In der entsprechenden Sitzungsvorlage steht auch, dass inzwischen ein Rechtsstreit über der ganzen Angelegenheit liegt. Gegen einen Niederschlagabwasser-Abgabenbescheid des Landratsamts Kitzingen hat die EnBW Mainfrankenpark Klage vor dem Verwaltungsgericht Würzburg erhoben. Von einer kurzfristigen Entscheidung ist dabei nicht auszugehen. Die Stadt befürchtet, dass sich die Dinge hinziehen. So lang das Wort Niederschlagabwasser-Abgabenbescheid ist, so kompliziert erscheint im Moment der ganze Vorgang.
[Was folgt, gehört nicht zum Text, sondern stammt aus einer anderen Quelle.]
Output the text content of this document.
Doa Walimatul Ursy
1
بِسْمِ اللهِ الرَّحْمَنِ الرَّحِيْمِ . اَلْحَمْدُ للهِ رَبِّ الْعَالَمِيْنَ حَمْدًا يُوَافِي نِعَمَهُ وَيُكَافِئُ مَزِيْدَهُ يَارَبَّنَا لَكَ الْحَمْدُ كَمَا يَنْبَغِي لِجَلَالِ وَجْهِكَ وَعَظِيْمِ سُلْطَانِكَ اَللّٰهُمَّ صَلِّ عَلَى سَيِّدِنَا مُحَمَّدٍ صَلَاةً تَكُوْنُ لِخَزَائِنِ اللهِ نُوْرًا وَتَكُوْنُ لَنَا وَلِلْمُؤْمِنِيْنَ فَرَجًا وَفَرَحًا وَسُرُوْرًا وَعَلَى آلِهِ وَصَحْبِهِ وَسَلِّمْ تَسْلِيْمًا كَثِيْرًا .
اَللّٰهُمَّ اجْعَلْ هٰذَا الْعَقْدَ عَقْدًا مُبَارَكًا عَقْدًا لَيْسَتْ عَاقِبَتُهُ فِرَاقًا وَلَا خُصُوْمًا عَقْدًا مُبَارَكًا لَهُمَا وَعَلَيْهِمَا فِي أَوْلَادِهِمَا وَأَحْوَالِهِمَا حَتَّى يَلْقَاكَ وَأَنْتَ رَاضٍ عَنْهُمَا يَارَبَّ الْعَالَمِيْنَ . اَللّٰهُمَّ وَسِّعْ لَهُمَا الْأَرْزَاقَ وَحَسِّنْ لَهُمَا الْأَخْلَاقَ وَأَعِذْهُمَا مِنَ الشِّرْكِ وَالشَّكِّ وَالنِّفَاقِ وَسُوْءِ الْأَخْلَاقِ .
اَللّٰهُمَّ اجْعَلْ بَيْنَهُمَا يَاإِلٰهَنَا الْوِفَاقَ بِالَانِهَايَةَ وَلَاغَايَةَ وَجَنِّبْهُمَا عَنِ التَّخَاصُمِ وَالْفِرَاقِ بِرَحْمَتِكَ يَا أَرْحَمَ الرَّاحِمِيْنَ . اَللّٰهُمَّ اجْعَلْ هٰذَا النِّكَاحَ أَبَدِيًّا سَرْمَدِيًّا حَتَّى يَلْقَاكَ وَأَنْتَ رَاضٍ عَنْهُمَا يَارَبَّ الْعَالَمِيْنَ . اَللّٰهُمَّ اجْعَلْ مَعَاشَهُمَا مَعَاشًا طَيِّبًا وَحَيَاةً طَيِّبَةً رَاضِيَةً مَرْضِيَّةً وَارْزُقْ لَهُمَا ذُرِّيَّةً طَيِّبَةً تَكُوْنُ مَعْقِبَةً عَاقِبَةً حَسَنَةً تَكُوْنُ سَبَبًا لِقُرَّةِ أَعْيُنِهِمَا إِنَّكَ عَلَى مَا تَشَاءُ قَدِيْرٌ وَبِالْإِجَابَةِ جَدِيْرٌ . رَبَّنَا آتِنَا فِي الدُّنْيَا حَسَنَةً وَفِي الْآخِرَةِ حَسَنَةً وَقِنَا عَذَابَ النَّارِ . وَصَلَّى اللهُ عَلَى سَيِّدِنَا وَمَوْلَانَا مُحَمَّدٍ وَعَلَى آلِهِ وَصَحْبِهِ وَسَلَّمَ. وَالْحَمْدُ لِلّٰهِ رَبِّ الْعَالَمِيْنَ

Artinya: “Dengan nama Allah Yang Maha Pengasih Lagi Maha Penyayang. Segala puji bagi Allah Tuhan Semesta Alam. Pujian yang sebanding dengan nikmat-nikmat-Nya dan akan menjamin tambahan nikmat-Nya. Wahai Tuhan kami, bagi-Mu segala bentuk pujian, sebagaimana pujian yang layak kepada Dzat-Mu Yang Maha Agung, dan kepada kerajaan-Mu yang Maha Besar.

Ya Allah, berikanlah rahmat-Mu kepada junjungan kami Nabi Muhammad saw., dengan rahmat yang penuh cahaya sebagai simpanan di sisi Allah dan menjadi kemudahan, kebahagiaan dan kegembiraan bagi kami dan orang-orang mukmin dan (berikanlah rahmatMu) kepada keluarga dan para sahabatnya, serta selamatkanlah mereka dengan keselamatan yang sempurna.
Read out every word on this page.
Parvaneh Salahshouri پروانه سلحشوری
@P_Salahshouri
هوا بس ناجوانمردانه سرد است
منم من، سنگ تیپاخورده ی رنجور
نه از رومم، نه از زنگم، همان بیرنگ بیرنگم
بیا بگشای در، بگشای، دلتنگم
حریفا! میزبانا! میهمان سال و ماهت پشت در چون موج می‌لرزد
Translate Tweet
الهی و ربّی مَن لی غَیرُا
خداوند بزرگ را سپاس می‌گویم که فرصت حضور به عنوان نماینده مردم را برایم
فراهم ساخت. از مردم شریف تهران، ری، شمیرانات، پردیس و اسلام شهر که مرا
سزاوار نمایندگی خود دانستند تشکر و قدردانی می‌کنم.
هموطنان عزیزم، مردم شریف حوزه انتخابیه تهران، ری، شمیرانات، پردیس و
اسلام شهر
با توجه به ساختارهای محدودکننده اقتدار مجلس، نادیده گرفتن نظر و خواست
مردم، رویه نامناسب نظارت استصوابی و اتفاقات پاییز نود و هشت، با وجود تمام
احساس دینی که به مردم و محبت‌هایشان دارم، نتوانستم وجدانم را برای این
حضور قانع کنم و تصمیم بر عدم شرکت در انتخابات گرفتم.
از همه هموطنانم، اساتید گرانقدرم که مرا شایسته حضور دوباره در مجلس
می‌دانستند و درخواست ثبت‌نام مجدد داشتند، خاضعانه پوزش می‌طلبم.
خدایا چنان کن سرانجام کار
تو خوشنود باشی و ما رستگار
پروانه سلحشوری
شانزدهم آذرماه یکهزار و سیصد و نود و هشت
Erschwerend kommt hinzu, dass die handelnden Personen in den vergangenen zwei Jahrzehnten mehrfach gewechselt haben.

Woran es liegt, was zu der Kündigung geführt hat, wo genau das Problem ist – die Stadt ist gerade auf der Suche nach den Antworten. Vorsorglich gab man aber in der jüngsten Sitzung eine Marschrichtung vor: Auf längere Sicht soll der Mainfrankenpark an die eigene Kläranlage in Dettelbach angeschlossen werden. Das wäre dann der letzte Schritt zu einem "normalen" Industriegebiet.  

Der Mainfrankenpark sei ein "Ortsteil wie jeder andere"

Bis dahin dürfte aber noch viel Abwasser den Kanal nach Biebelried herunterfließen. Zunächst geht es darum, ein Signal an die Anlieger zu senden: Aus der aktuell ungeklärten Situation soll niemandem ein Nachteil entstehen. Zwar ist der Mainfrankenpark aus der Entwässerungssatzung der Stadt ausgenommen. Allerdings beschloss der Stadtrat jetzt, die rechtlichen Voraussetzungen für die Übernahme der Versorgung zu schaffen. Diese grundsätzliche Bereitschaft wurde einstimmig beschlossen.

Das Gremium hob in der dazugehörigen Diskussion die Bereitschaft hervor, als Versorger im Mainfrankenpark zu agieren. Raimund Sauer (CSU) stellte klar, dass "der Mainfrankenpark wie jeder andere Ortsteil auch ist". Sein Fraktionskollege Siegfried Voltz betonte, dass es jetzt darum gehe, erst einmal etwas über den "Zustand des Kanalnetzes" zu erfahren. Man solle sich bei der Neuausrichtung, so warnte Marcel Hannweber (CSU) mit Blick auf die schwierige Gemengelage, "nicht auf Spielchen einlassen".